Irish politician and disability activist (born 1986)

Nikki Bradley (born 23 January 1986) is an Irish Fine Gael politician who has served as a senator since July 2024. She is also a disability rights advocate and a motivational speaker.

==Disability work==
Bradley is from Milford, County Donegal. Diagnosed with Ewing sarcoma in 2002, at age 16, she has used crutches since 2013, following two hip replacements. Since 2013, she has undertaken a variety of physical-fitness challenges, such as climbing four mountains (Carrauntoohil, Croagh Patrick, Slieve Donard and Errigal) in 32 hours. She has documented these challenges as part of her "Fighting Fit for Ewing's" online awareness campaign. She has also worked with other disability organisations. In 2022, she had a partial leg amputation and rotationplasty.

==Political career==
On 10 July 2024, Bradley was nominated to the 26th Seanad by the Taoiseach, Simon Harris, to fill the vacancy caused by the election of Regina Doherty to the European Parliament. In a statement accepting the nomination, she said that she planned to speak on disability issues, the defective block crisis, and voter turnout among young voters. On 11 July she was formally introduced to the Seanad and made her maiden speech.

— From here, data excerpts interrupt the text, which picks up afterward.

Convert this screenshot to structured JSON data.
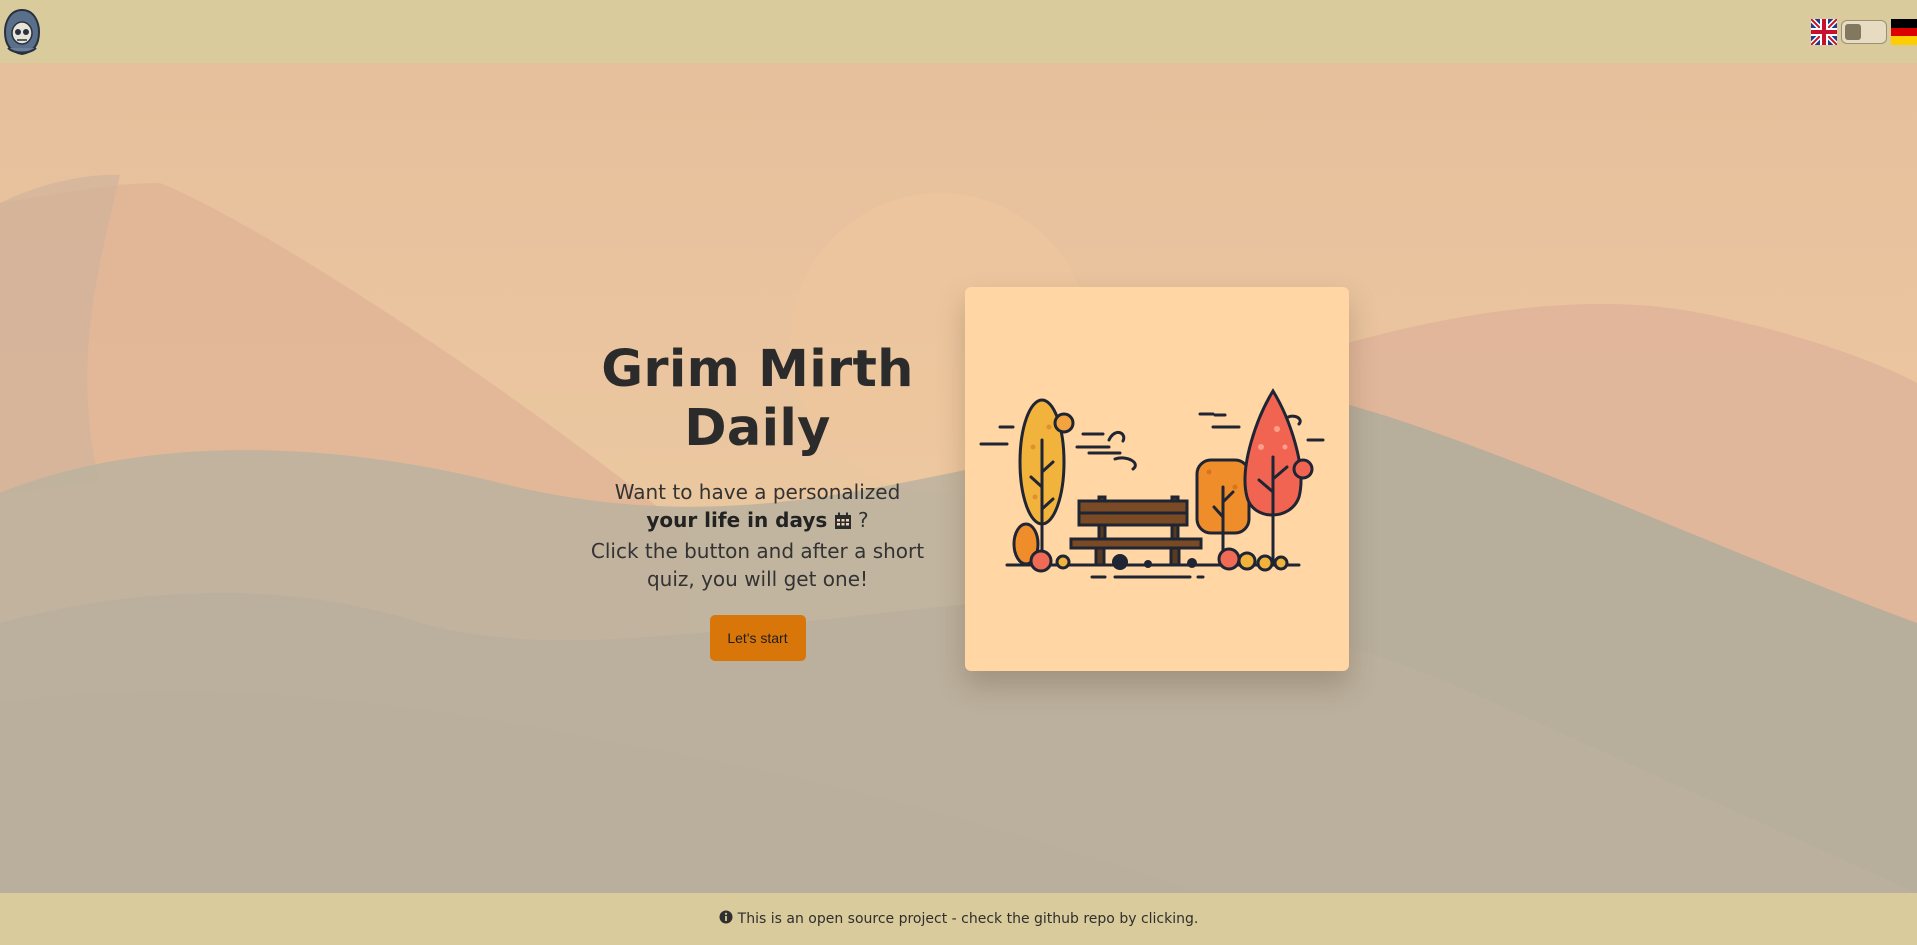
{
  "header": {
    "logo_icon": "grim-reaper-skull-icon",
    "languages": [
      {
        "code": "en",
        "icon": "uk-flag-icon"
      },
      {
        "code": "de",
        "icon": "germany-flag-icon"
      }
    ],
    "theme_toggle_icon": "theme-toggle"
  },
  "hero": {
    "title": "Grim Mirth Daily",
    "line1": "Want to have a personalized",
    "line2_bold": "your life in days",
    "line2_icon": "calendar-icon",
    "line2_suffix": " ?",
    "line3": "Click the button and after a short",
    "line4": "quiz, you will get one!",
    "button_label": "Let's start"
  },
  "illustration": {
    "icon": "park-bench-autumn-trees-illustration"
  },
  "footer": {
    "icon": "info-icon",
    "text": "This is an open source project - check the github repo by clicking."
  },
  "colors": {
    "header_bg": "#d9cb9b",
    "accent": "#d9760a",
    "card_bg": "#ffd6a4",
    "text": "#2b2b2b"
  }
}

Bradley contested the 2024 general election, standing as one of two Fine Gael candidates in the Donegal constituency. She received 3,658 first-preference votes (4.7%) and was eliminated on the 14th count with 6,176 votes overall. Neither she nor her Fine Gael running mate was elected, marking the first time since the 1930s that the party did not win a seat in Donegal. Bradley's post-election interviews sparked anger and went viral after she claimed that a "negative attitude" persisted in Donegal and that voters were "moaning and groaning" about issues. She later issued an apology for her comments.

On 7 February 2025, Bradley was nominated to the 27th Seanad by the Taoiseach.